Before adjourning court for the week Tuesday, Shakes also said a member of the jury had complained that the defendant’s mask wasn’t covering his nose.  

“I do appreciate everyone’s efforts to keep this train on track,” Shakes said after noting the juror’s concern, referring to “challenges” related to bringing the case to a resolution amid Colorado’s surging infection rates.

The case was previously delayed for two weeks in November because of an unspecified COVID-19 exposure in the courtroom, and for several days earlier in the trial after a panelist awaited coronavirus test results that turned out to be negative.  

Garcia-Bravo is the last of 10 defendants linked to an alleged gang plot that authorities say culminated in the deaths of 16-year-old Natalie Cano-Partida and 15-year-old Derek Greer in March 2017. Charged with multiple counts of first-degree murder, Garcia-Bravo is suspected of serving as one of two shooters who executed the pair at point-blank range along a rural road outside Fountain after they were abducted from a party in Colorado Springs.

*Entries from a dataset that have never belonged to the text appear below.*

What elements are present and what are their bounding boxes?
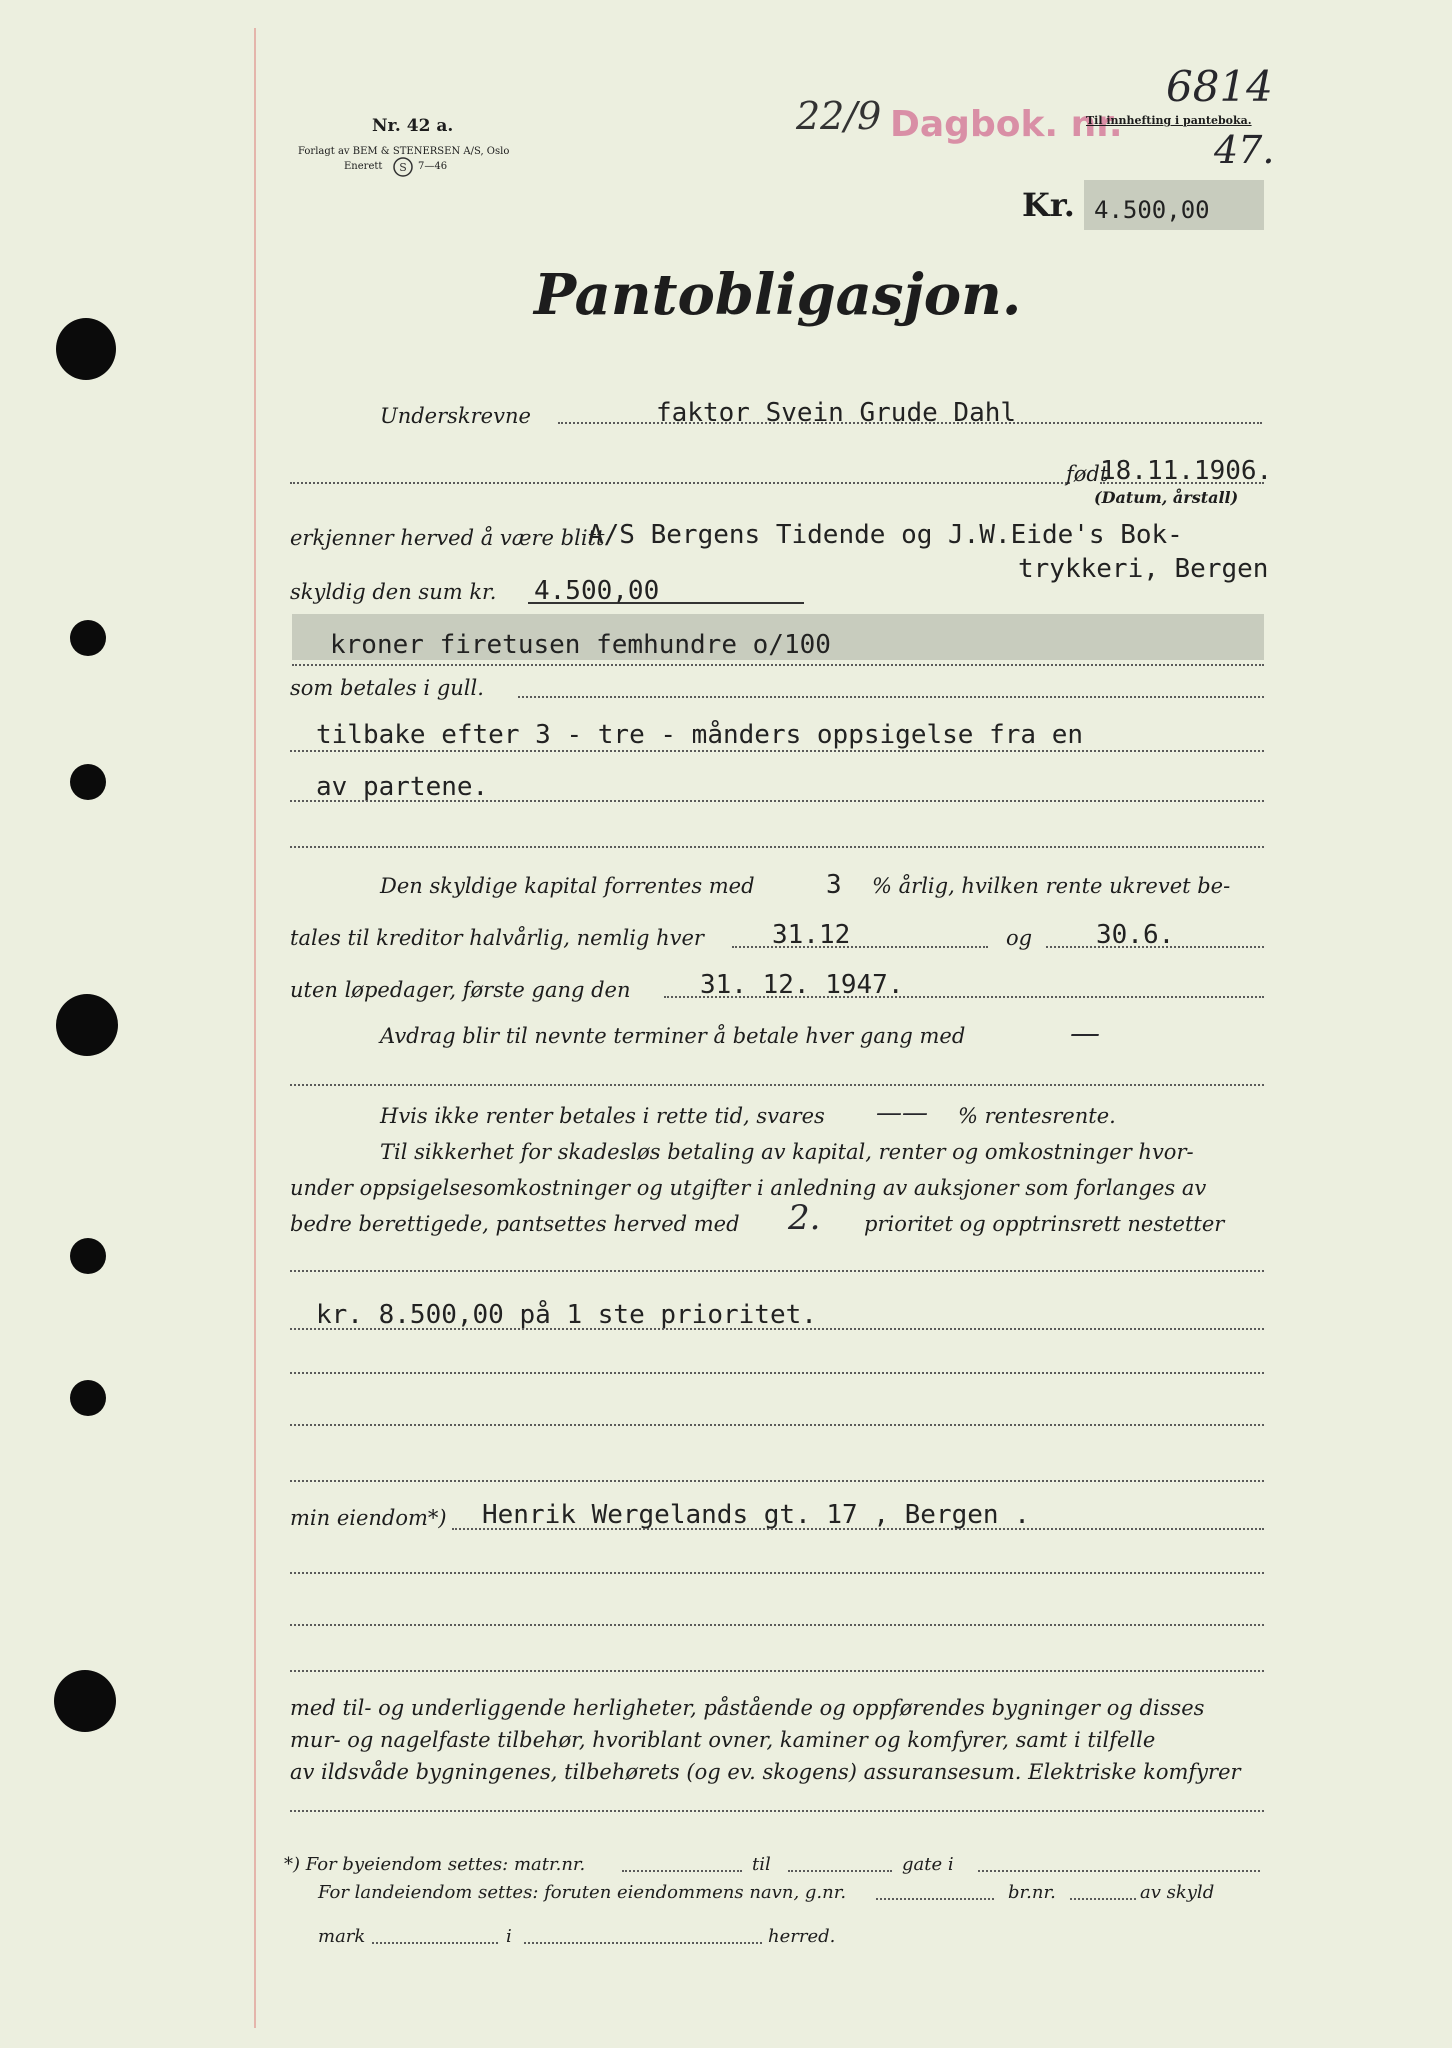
binder-hole <box>70 1380 106 1416</box>
publisher-line: Forlagt av BEM & STENERSEN A/S, Oslo <box>298 146 510 157</box>
amount-words: kroner firetusen femhundre o/100 <box>330 630 831 660</box>
prior-line-3 <box>290 1424 1264 1426</box>
property-line-4 <box>290 1670 1264 1672</box>
footnote-2a: For landeiendom settes: foruten eiendommens navn, g.nr. <box>318 1882 847 1903</box>
creditor-line-2: trykkeri, Bergen <box>1018 554 1269 584</box>
pay-date-2: 30.6. <box>1096 920 1175 950</box>
footnote-2b: br.nr. <box>1008 1882 1056 1903</box>
binder-hole <box>70 764 106 800</box>
footnote-3a: mark <box>318 1926 366 1947</box>
interest-suffix: % årlig, hvilken rente ukrevet be- <box>872 874 1231 898</box>
born-value: 18.11.1906. <box>1100 456 1273 486</box>
appurtenance-line-1: med til- og underliggende herligheter, påstående og oppførendes bygninger og disses <box>290 1696 1205 1720</box>
late-dash: —— <box>876 1098 928 1128</box>
creditor-line-1: A/S Bergens Tidende og J.W.Eide's Bok- <box>588 520 1183 550</box>
security-line-3a: bedre berettigede, pantsettes herved med <box>290 1212 740 1236</box>
property-value: Henrik Wergelands gt. 17 , Bergen . <box>482 1500 1030 1530</box>
document-title: Pantobligasjon. <box>534 262 1022 328</box>
appurtenance-line-3: av ildsvåde bygningenes, tilbehørets (og ev. skogens) assuransesum. Elektriske komfyrer <box>290 1760 1241 1784</box>
installment-value: — <box>1070 1016 1120 1051</box>
binder-hole <box>56 994 118 1056</box>
paid-line <box>518 696 1264 698</box>
publisher-enerett: Enerett <box>344 161 383 172</box>
entry-number: 6814 <box>1166 62 1273 111</box>
property-line-1 <box>452 1528 1264 1530</box>
undersigned-label: Underskrevne <box>380 404 531 428</box>
footnote-2c: av skyld <box>1140 1882 1215 1903</box>
pay-date-1: 31.12 <box>772 920 851 950</box>
priority-mark: 2. <box>788 1198 821 1238</box>
owed-label: skyldig den sum kr. <box>290 580 497 604</box>
security-line-2: under oppsigelsesomkostninger og utgifter i anledning av auksjoner som forlanges av <box>290 1176 1207 1200</box>
property-label: min eiendom*) <box>290 1506 447 1530</box>
security-line-3b: prioritet og opptrinsrett nestetter <box>864 1212 1225 1236</box>
prior-line-4 <box>290 1480 1264 1482</box>
owed-value: 4.500,00 <box>534 576 660 606</box>
security-line <box>290 1270 1264 1272</box>
stamp-label: Dagbok. nr. <box>890 104 1123 145</box>
late-label: Hvis ikke renter betales i rette tid, svares <box>380 1104 825 1128</box>
binder-hole <box>54 1670 116 1732</box>
svg-text:S: S <box>399 161 407 174</box>
margin-rule <box>254 28 256 2028</box>
born-label: født <box>1066 462 1109 486</box>
interest-value: 3 <box>826 870 842 900</box>
form-number: Nr. 42 a. <box>372 116 454 136</box>
appurtenance-line-4 <box>290 1810 1264 1812</box>
publisher-logo-icon <box>392 156 414 178</box>
pay-label: tales til kreditor halvårlig, nemlig hver <box>290 926 704 950</box>
security-line-1: Til sikkerhet for skadesløs betaling av kapital, renter og omkostninger hvor- <box>380 1140 1194 1164</box>
footnote-dots-3a <box>372 1942 498 1944</box>
footnote-3b: i <box>506 1926 512 1947</box>
binder-hole <box>70 1238 106 1274</box>
installment-label: Avdrag blir til nevnte terminer å betale hver gang med <box>380 1024 966 1048</box>
repay-line-1: tilbake efter 3 - tre - månders oppsigelse fra en <box>316 720 1084 750</box>
paid-label: som betales i gull. <box>290 676 484 700</box>
first-payment-label: uten løpedager, første gang den <box>290 978 631 1002</box>
undersigned-value: faktor Svein Grude Dahl <box>656 398 1017 428</box>
footnote-dots-1c <box>978 1870 1260 1872</box>
footnote-dots-2a <box>876 1898 994 1900</box>
prior-encumbrance: kr. 8.500,00 på 1 ste prioritet. <box>316 1300 817 1330</box>
amount-kr-value: 4.500,00 <box>1094 196 1210 224</box>
interest-label: Den skyldige kapital forrentes med <box>380 874 755 898</box>
entry-year: 47. <box>1214 128 1275 172</box>
footnote-dots-1b <box>788 1870 892 1872</box>
stamp-date: 22/9 <box>796 94 882 138</box>
stamp-note: Til innhefting i panteboka. <box>1086 114 1252 127</box>
footnote-1b: til <box>752 1854 771 1875</box>
footnote-1a: *) For byeiendom settes: matr.nr. <box>284 1854 586 1875</box>
prior-line-1 <box>290 1328 1264 1330</box>
appurtenance-line-2: mur- og nagelfaste tilbehør, hvoriblant ovner, kaminer og komfyrer, samt i tilfelle <box>290 1728 1156 1752</box>
binder-hole <box>56 318 116 380</box>
born-prefix-line <box>290 482 1070 484</box>
publisher-date: 7—46 <box>418 161 448 172</box>
acknowledge-label: erkjenner herved å være blitt <box>290 526 605 550</box>
prior-line-2 <box>290 1372 1264 1374</box>
repay-line-2: av partene. <box>316 772 489 802</box>
born-note: (Datum, årstall) <box>1094 488 1239 507</box>
repay-dotline-2 <box>290 800 1264 802</box>
repay-dotline-3 <box>290 846 1264 848</box>
first-payment-value: 31. 12. 1947. <box>700 970 904 1000</box>
late-suffix: % rentesrente. <box>958 1104 1116 1128</box>
property-line-2 <box>290 1572 1264 1574</box>
installment-line <box>290 1084 1264 1086</box>
footnote-1c: gate i <box>902 1854 954 1875</box>
pay-line-1 <box>732 946 988 948</box>
property-line-3 <box>290 1624 1264 1626</box>
amount-words-line <box>292 664 1264 666</box>
pay-and: og <box>1006 926 1033 950</box>
amount-kr-label: Kr. <box>1022 186 1075 224</box>
footnote-dots-3b <box>524 1942 762 1944</box>
footnote-3c: herred. <box>768 1926 836 1947</box>
repay-dotline-1 <box>290 750 1264 752</box>
binder-hole <box>70 620 106 656</box>
footnote-dots-1a <box>622 1870 742 1872</box>
footnote-dots-2b <box>1070 1898 1136 1900</box>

Trial dwells on gang links in 2017 executions of 2 Colorado Springs teens

Prosecutors have said they hope to finish the trial by Christmas, and the judge said previously in court that he is under pressure by El Paso County's chief judge and county health officials to bring the case to a conclusion.

The chief judge, Will Bain, implemented a ban on jury trials after the jail outbreak in late October, but exempted the Garcia-Bravo case.